Editor's Note

Editor’s Note: Pennsylvania politicians must do more to combat the opioid epidemic

U.S. Rep. Madeleine Dean’s story is a testament to overcoming incredible odds.

Heroin users gather under a bridge where many of them live with other addicts in the Kensington section of Philadelphia.

Heroin users gather under a bridge where many of them live with other addicts in the Kensington section of Philadelphia. Spencer Platt/Getty Images

Opioid addiction is a brutal reality in many communities in Pennsylvania – from small, rural towns to big cities across the state. For several years, Pennsylvania has had one of the highest rates of drug overdose deaths in the country: An estimated 5,343 people died from opioid overdoses here in 2021 according to the state’s opioid data dashboard. 

Like so many Americans, I have friends who have struggled with opioid addiction – some have gone through the phases of withdrawal, treatment and relapse to eventual recovery, while others have died from overdosing. Just last week, one of my relatives died from complications involving Oxycontin. 

An ever-rising cause for worry is fentanyl, which has become a leading cause of death for Americans under the age of 40. As part of the effort to combat the drug’s destruction, U.S. Rep. Madeleine Dean has made helping families overcome opioid addiction a part of her life’s mission. Dean’s son is a survivor of opioid addiction and substance-use disorder – and in 2021, she and he co-authored a book, “Under Our Roof: A Son’s Battle for Recovery, a Mother’s Battle for Her Son,” about his struggle with drugs. Dean is now part of a bipartisan group of lawmakers looking to educate the public about naloxone, the life-saving overdose-reversing medication. This group, known as the Fentanyl Prevention Caucus, is already studying new ways to help those with substance-use disorders. They’re doing good work. 

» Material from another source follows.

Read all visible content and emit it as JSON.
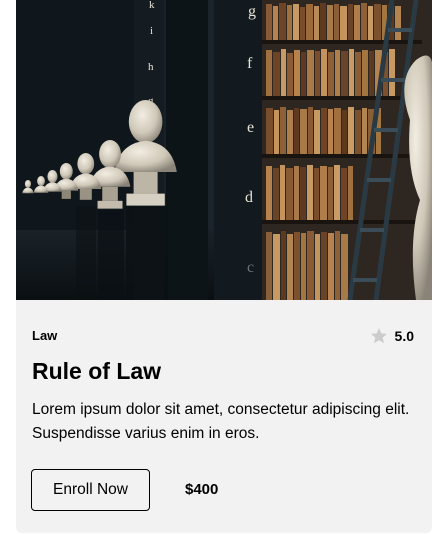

In this week's magazine, we examine the problems plaguing the health care industry resulting in an ever-shrinking workforce. Many of these labor shortages are at drug and alcohol rehabilitation centers, where employees are putting in long hours for little pay. We interview Admiral Rachel Levine, the former Pennsylvania Health Secretary who talks about how the federal Department of Health and Human Services has worked to prevent the overprescription of opioids for mild and chronic pain. And although the department has made some progress in this area, there is still much more work to do. With a little faith and the right resources, Pennsylvania can better fight the incessantly expanding toll wrought by these drugs.